Solomon Ratt named Member of the Order of Canada

Photo courtesy of Solomon Ratt. The Governor General’s Member of the Order of Canada list included Cree author, storyteller and author, dedicated to the preservation and retention of the Cree language.

Valerie G. Barnes Connell Jordan

Northern Advocate

Author, educator and creator Solomon Ratt was appointed a Member of the Order of Canada on Governor General Mary Simon’s June 21 list.

“It’s great,” Ratt said of the appointment in an interview with the Northern Advocate. “(It’s) an honour. It’s an acknowledgement of the work I’ve done in Language development and language preservation for my Cree language.”

Rate will be installed in ceremony at Government House in Ottawa later this year, he said. The date hasn’t been selected, but Ratt expects it to happen sometime in the winter.

Ratt received a call from the Governor General’s office “a couple of months ago” to ask if he would accept the appointment. The easy part was saying yes. The hard part was keeping it to himself, so he said it was “good” when the announcement came out.

“They told me I can’t tell anybody except my family,” Ratt said. “It was really hard for me to keep a secret from everybody.”

Ratt began his career in education in 1984.

“My Cree teacher phoned me up and asked me if I could take over a class for an instructor who was sick … and it ended up into a full time job eventually,” he remembered.

Between 1984 and 1986 he did sessional work with First Nations University (FNU), which was called the Saskatchewan Federated College, at the time.

He worked with FNU until his retirement close to two years ago, although he went back last winter because FNU didn’t have an instructor to teach a class.

His main focus now, Ratt said, is “to just relax and do some writing.”

Ratt has written four books with the University of Regina Press, three that are translations of other books and “ a whole bunch of other publications for Saskatchewan Indian Cultural Centre (SICC) in Saskatoon.

Among the books he’s written are “actually textbooks for Cree language,” he said. They are: mâci-nêhiyawêwin – Beginning Cree and âhkâmi-nêhiyawêtân – Let’s Keep Speaking Cree.

Ratt’s first book for the University of Regina Press, Woodland Cree Stories, was in the Cree th dialect but, most has been in the y dialect.

“The y dialect and the th can understand each other well,” he said.

“I’m a TH Dialect speaker and I had to learn the Y Dialect at university. At first I said what a lot of people say. That’s not my dialect, I don’t have to learn that, but, I said, hold on, Put my pride in my back pocket and see what they have to teach me. And so I learned the Y Dialect. I learned that the grammar in the Y Dialect is the same as the grammar in the TH Dialect. We just have different ways of saying different things.”

Ratt was born in Stanley Mission, where he lived until he was sent to Residential School in Prince Albert at age six.

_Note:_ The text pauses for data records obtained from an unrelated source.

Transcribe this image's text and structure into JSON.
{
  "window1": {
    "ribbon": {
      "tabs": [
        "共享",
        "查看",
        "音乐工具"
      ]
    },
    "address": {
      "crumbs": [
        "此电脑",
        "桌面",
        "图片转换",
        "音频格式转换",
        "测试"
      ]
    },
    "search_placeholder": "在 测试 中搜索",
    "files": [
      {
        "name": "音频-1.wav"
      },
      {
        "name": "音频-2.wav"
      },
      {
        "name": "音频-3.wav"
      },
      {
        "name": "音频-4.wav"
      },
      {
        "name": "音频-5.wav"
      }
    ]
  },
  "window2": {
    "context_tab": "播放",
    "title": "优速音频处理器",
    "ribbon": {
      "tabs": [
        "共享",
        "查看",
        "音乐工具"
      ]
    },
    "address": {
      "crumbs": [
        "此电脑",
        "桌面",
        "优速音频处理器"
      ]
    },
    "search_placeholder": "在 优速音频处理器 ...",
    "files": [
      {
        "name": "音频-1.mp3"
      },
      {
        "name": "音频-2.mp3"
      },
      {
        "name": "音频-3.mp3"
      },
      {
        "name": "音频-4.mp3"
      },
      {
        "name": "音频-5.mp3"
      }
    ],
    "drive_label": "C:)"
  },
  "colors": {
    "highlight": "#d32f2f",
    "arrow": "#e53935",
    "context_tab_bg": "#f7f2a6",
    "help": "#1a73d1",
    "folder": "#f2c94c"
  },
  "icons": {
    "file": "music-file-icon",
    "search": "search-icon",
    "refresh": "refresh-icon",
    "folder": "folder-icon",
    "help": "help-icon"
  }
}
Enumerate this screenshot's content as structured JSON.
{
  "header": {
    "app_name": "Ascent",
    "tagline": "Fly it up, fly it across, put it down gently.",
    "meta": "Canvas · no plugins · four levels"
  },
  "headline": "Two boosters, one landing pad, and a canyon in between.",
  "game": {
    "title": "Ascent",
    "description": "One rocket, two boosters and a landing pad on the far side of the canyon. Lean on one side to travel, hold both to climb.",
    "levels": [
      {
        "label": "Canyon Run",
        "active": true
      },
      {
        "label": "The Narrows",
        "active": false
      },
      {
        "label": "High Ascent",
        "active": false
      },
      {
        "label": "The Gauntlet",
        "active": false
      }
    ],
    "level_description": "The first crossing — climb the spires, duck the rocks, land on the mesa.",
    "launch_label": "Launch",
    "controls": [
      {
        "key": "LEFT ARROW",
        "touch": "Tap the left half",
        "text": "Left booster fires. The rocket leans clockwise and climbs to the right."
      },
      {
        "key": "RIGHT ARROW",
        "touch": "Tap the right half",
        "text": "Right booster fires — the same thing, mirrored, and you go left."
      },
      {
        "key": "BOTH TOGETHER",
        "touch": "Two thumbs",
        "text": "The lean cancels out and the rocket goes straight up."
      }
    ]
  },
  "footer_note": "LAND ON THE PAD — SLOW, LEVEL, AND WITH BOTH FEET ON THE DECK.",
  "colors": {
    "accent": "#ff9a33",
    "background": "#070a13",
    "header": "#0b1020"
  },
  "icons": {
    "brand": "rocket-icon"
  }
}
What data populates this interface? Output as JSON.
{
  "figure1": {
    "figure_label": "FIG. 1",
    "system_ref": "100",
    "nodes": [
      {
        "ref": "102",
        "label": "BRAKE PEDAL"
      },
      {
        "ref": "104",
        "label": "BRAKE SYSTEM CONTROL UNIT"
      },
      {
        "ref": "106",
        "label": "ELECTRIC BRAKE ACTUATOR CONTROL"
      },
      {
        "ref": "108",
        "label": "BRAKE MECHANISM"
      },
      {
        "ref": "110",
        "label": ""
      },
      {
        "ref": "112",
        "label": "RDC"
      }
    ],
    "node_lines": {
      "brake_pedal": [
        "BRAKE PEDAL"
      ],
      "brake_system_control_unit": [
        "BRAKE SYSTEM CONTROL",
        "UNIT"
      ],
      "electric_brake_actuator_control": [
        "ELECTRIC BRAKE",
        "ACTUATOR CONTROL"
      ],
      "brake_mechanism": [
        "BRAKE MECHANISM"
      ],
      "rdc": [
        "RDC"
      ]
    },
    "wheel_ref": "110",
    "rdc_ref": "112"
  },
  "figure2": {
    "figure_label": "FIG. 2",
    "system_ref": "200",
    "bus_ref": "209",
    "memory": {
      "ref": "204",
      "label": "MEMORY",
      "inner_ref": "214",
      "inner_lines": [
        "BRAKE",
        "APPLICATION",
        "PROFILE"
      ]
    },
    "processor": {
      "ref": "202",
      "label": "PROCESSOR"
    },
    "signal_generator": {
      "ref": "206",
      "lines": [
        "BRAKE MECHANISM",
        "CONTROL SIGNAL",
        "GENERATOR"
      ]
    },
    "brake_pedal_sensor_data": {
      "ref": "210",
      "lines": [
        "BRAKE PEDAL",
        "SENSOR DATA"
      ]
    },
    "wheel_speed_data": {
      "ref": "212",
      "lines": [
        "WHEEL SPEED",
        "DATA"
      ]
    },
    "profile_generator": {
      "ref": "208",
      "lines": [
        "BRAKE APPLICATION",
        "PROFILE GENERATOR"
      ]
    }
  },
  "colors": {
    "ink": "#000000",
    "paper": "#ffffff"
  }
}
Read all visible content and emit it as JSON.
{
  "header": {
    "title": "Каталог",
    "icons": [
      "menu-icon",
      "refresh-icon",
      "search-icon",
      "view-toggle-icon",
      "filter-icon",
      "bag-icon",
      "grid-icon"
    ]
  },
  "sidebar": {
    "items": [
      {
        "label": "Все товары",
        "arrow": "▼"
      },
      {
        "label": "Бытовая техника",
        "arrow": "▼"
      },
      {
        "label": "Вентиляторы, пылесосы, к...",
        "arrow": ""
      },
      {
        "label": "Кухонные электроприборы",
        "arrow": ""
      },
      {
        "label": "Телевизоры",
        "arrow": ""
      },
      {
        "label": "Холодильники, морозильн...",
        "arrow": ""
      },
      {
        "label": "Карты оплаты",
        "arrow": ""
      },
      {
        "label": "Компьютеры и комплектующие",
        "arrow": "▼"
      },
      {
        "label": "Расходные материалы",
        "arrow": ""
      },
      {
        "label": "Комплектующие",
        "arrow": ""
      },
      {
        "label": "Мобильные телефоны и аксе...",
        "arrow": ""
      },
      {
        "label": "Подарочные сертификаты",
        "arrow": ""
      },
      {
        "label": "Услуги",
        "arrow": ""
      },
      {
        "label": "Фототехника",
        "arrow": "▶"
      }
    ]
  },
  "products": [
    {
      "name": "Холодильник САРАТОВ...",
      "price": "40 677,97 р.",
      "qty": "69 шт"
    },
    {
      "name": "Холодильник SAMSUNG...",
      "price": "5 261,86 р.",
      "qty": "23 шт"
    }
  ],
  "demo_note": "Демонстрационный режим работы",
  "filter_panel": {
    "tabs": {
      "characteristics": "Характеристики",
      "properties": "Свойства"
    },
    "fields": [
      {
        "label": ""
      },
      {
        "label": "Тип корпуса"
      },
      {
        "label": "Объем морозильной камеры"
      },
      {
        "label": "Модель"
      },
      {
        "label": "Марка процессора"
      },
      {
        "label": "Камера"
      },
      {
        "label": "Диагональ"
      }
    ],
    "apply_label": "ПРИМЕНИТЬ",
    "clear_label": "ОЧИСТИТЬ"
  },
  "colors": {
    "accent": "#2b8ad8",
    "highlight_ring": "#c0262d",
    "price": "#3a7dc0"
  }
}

Ratt would go home every summer to Stanley Mission.

“I grew up in Residential School in Prince Albert and I graduated from Riverside Collegiate in Prince Albert,” he said.

“It was a very lonely time of being away from my parents and it’s been chronicled in my latest book The Way I Remember.”

When Ratt went to Residential School, he was a Cree Speaker.

“I did not speak English at all, so I had to learn English at the Residential School. We weren’t allowed to speak our languages either. We don’t speak Cree in the school in front of the teachers or supervisors, caretakers. But, when we played, we spoke Cree to each other as long as our caretakers were not around to punish us for speaking the language, so here we were, Cree speakers trying to learn English, which is different from people learning to speak Cree today. The big difference is, when I was learning English, I heard English on TV, I heard English on the radio, and I heard English everywhere around me, my teachers and people who took care of us and other people in the community. They were all speaking English. I was bombarded with English when I was learning it, which is totally different from people trying to learn Cree today.”

Going into communities today, “you hardly hear anybody speaking Cree. You turn on TV, you don’t hear Cree, you turn on the radio, you don’t hear Cree. So, that makes it difficult for people to learn Cree, because they’re not hearing it anywhere in their lives. They have to make an extra effort on their own.”

But, Ratt said, there’s a lot of resources, bot online and in print out there for people to learn Cree.

One he spoke of was, Cree Literacy Network, which has text and audio and is available online.

Ratt’s latest book, kâ-pi-isi-kiskisiyän – The way I Remember, is a memoir and the latest of several books Ratt’s written over the years, came out in 2023.

“It’s an award-winning book, I have two Saskatchewan Book awards for it. That was just last month I got them. So that was great.”